Sensitivity analysis quantifies how a model’s predictions change in response to variations in its parameters. The aim is to identify the model parameters that most significantly impact the basic reproduction number. This helps identify the key factors driving the dynamics of the disease, enabling policymakers to prioritize interventions targeting those areas. In essence, sensitivity analysis provides valuable insight into the complex dynamics of TB transmission, informing decisions on resource allocation and intervention strategies.

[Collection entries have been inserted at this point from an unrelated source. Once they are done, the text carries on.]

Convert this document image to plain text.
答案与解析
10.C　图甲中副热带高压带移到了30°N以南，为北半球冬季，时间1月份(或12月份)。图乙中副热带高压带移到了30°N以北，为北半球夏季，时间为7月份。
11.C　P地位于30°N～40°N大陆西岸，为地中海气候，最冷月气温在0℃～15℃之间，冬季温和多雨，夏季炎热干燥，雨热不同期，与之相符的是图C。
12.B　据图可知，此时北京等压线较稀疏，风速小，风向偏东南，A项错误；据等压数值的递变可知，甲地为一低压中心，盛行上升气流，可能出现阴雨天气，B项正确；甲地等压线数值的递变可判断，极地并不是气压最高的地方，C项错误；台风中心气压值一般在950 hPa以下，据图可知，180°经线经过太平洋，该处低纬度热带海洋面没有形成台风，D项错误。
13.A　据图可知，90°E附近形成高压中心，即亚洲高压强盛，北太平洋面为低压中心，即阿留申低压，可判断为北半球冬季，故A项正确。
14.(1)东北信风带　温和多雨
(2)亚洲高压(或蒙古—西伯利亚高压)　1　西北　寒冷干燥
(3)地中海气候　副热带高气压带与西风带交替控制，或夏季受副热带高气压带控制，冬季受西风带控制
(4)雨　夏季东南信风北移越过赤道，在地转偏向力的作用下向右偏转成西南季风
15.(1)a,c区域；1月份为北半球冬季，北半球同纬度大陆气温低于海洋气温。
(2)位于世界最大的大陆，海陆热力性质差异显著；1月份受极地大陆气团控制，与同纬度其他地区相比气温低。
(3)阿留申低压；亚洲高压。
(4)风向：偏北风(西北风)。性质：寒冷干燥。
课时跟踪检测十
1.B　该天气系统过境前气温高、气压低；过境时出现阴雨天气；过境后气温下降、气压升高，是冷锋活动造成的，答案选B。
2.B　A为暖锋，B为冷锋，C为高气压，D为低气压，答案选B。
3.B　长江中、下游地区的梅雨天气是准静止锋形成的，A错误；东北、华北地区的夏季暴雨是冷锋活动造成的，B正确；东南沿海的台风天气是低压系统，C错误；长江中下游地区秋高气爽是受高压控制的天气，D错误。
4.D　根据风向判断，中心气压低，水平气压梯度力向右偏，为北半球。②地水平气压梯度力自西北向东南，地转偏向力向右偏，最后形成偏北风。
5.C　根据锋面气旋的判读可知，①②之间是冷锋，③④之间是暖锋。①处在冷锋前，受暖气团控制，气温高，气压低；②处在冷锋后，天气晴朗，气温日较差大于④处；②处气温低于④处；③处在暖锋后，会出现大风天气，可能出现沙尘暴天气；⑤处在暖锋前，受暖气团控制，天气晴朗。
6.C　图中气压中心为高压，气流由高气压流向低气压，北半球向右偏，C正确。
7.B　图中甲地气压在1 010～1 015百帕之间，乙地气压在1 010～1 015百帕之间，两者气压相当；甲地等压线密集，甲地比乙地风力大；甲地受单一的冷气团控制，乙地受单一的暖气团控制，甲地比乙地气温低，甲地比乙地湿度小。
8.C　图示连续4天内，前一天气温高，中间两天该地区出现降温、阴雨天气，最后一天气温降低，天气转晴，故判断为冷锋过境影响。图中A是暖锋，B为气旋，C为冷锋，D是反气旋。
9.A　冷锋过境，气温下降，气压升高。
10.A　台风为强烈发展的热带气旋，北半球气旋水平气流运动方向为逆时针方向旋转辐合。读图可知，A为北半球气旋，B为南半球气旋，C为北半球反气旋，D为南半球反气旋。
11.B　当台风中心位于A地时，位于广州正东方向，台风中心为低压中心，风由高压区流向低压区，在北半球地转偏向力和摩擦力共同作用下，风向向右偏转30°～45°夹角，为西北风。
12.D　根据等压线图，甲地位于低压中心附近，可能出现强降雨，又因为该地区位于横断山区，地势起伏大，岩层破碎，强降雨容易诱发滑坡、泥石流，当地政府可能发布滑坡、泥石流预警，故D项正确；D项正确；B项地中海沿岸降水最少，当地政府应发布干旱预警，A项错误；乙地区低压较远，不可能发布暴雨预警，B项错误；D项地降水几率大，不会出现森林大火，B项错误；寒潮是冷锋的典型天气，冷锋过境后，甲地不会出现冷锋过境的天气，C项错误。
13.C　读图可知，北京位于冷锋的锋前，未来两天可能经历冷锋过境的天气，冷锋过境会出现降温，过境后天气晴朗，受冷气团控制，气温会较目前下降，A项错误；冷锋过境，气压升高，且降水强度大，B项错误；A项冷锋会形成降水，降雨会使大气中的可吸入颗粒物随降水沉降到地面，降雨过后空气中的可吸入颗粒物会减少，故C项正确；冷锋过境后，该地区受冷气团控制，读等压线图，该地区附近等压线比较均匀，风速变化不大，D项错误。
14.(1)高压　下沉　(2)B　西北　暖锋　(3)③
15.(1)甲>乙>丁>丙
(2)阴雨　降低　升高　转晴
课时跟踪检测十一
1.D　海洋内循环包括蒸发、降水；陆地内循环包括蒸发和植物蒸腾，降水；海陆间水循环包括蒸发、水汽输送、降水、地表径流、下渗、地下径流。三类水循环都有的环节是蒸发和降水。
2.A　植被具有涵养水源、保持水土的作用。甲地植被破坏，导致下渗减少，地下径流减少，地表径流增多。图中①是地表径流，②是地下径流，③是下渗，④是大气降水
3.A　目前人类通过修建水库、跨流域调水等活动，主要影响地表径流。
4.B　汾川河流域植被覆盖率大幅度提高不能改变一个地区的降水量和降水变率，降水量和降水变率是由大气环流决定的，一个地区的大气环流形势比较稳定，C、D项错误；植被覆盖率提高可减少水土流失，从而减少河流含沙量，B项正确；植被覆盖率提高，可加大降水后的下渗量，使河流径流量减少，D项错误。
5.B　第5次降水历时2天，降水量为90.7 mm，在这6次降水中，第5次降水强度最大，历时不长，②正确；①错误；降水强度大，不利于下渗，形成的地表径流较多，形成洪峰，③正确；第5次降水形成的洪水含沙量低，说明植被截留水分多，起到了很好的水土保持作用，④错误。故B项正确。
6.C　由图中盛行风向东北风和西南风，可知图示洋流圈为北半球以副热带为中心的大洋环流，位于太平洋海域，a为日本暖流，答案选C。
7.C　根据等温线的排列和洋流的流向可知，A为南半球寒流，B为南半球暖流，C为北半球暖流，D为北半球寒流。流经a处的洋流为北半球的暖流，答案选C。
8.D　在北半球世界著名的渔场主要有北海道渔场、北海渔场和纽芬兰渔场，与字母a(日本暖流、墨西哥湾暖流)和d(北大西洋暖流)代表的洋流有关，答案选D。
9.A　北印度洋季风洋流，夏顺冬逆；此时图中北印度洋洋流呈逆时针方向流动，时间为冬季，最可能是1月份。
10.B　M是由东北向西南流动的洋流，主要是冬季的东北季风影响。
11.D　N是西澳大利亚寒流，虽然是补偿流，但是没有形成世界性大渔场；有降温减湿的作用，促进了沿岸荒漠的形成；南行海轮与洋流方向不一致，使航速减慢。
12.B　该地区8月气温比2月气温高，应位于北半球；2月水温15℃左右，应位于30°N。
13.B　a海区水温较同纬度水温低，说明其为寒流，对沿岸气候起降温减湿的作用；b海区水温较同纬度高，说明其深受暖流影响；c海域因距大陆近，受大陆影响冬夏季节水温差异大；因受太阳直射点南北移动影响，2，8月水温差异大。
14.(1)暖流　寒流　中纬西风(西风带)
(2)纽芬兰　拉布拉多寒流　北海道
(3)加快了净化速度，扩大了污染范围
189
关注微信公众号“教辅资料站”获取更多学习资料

The normalized forward sensitivity index of a model parameter (m) with respect to the basic reproduction number (\(R_{0}\)) quantifies the change in \(R_{0}\) resulting from a relative change in m. It is calculate by:

$$\begin{aligned} S=\dfrac{m}{R_{0}}\dfrac{\partial R_{0}}{\partial m} \end{aligned}$$

(41)

A positive value of S indicates that an increase in m will lead to an increase in \(R_{0}\). In contrast, a negative value of S suggests that an increase in m will decrease \(R_{0}\). A higher absolute value of S indicates a greater influence of the parameter m on \(R_{0}\). The parameters in the basic reproduction number given by equation (34) are: \(\Lambda\), \(\beta\), \(\kappa\), r, \(\mu\), and \(\delta\). Using formula (41), the sensitivity indices are given by

$$\begin{aligned} S_{\beta }=\dfrac{\beta }{R_{0}}\dfrac{\partial R_{0}}{\partial \beta }, \quad S_{\kappa }=\dfrac{\kappa }{R_{0}}\dfrac{\partial R_{0}}{\partial \kappa },\quad S_{r}=\dfrac{r}{R_{0}}\dfrac{\partial R_{0}}{\partial r} \end{aligned}$$

(42)

$$\begin{aligned} S_{\mu }=\dfrac{\mu }{R_{0}}\dfrac{\partial R_{0}}{\partial \mu }, \quad S_{\delta }=\dfrac{\delta }{R_{0}}\dfrac{\partial R_{0}}{\partial \delta },\quad S_{\alpha }=\dfrac{\alpha }{R_{0}}\dfrac{\partial R_{0}}{\partial \alpha }, \quad S_{\sigma }=\dfrac{\sigma }{R_{0}}\dfrac{\partial R_{0}}{\partial \sigma } \end{aligned}$$

(43)

$$\begin{aligned} S_{\eta }=\dfrac{\eta }{R_{0}}\dfrac{\partial R_{0}}{\partial \eta }\quad S_{\mu _p}=\dfrac{\mu _p}{R_{0}}\dfrac{\partial R_{0}}{\partial \mu _p}, \quad S_{\varepsilon _{1}}=\dfrac{\varepsilon _{1}}{R_{0}}\dfrac{\partial R_{0}}{\partial \varepsilon _{1}}, \quad S_{q}=\dfrac{q}{R_{0}}\dfrac{\partial R_{0}}{\partial q} \end{aligned}$$

(44)

The partial derivatives were computed using the Symbolic Math Toolbox (syms) in MATLAB. For parameters with positive indices, decreasing their values would reduce the spread of TB bacteria in the human population. In contrast, increasing the values of parameters with negative indices would also reduce the spread of TB bacteria. Parameters with high-sensitivity indices are often prioritized for further investigation or control measures. In particular, sensitivity analysis can be used to assess the potential effectiveness of various control strategies under different scenarios. This helps in comparing the cost effectiveness of different interventions and selecting the most optimal ones. The quantitative results of the sensitivity analysis are presented in Sensitivity indices of model parameters section.